Abs # 856: Use of transgenic plants producing poly[(R)-3-Hydroxyalkanoate] for monitoring short-chain-length intermediates of b-oxidation.

Presenter:	Arai, Yuko , yarai@postman.riken.go.jp
Authors	Arai, Yuko  (A) (B)  Nakashita, Hideo  (A)   Kondo, Maki  (B)   Mano, Shoji  (B)   Taguchi, Kazunori  (A)   Nishimura, Mikio  (B)   Doi, Yoshiharu  (A)

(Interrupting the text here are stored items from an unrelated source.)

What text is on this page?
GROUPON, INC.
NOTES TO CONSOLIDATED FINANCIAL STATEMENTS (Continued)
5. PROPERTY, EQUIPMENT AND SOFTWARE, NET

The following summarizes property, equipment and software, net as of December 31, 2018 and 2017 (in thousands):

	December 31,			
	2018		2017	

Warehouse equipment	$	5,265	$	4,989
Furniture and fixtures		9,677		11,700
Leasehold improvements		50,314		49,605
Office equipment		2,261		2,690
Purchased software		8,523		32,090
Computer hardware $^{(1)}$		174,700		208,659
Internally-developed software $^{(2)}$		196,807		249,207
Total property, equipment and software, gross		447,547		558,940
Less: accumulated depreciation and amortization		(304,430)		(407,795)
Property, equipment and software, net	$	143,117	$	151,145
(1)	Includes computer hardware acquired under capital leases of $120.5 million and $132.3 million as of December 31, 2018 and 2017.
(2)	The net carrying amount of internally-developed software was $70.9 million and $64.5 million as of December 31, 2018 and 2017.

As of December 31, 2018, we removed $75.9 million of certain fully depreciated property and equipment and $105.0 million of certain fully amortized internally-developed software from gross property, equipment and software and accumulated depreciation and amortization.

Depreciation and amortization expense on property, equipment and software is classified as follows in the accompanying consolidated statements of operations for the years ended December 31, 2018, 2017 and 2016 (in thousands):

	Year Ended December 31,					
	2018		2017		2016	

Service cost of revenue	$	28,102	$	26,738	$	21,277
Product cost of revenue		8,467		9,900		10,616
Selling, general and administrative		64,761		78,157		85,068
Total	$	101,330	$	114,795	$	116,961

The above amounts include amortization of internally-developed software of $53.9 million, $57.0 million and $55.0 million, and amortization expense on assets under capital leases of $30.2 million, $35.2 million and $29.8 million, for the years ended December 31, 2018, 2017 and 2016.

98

Affiliations:	(A): RIKEN Institute (B): National Institute for Basic Biology

Poly[(R)-3-hydroxyalkanoate] (PHA) is a biodegradable polyester produced by various microorganisms. However, it cannot be degraded and accumulates in tissues when produced in a transgenic plant. Therefore, the monomer composition of PHA produced in plant peroxisomes reflects both the relative quantity and quality of (R)-3-hydroxyacyl-CoA flow through b-oxidation pathway. We made use of short-chain-length (SCL)- PHA production system for investigating the metabolisms of SCL-(R)-3-hydroxyacyl-CoA in plant cells. SCL-PHA synthase gene (phaC_Ac) from Aeromonas caviae FA440 was modified by adding a peroxisome targeting signal sequence and introduced into Arabidopsis plants. The localization of PhaC_Ac protein in the peroxisomes was conformed by immunoelectron microscopy. Gas chromatography-mass spectrometry analysis demonstrated that the transgenic plants accumulated a novel type of PHA terpolymer, poly(3-hydroxybutyrate-co-3-hydroxyvalerate-co-3-hydroxyhexanoate). To examine the correlation between b-oxidation activity and PHA synthesis, the accumulation of SCL-PHA was analyzed at different growth stages. The highest amount of SCL-PHA was accumulated in the senesced leaves. At the germination stage, SCL-PHA accumulation of the transgenic plant was higher in those grown in the dark than in the light. Culturing the transgenic plants in a liquid medium containing Tween-20, a strong inducer of b-oxidation, resulted in an increase in the SCL-PHA accumulation. These results suggested that PHA production in plant peroxisomes is useful to clarify the SCL-fatty acid metabolism at the metabolite level.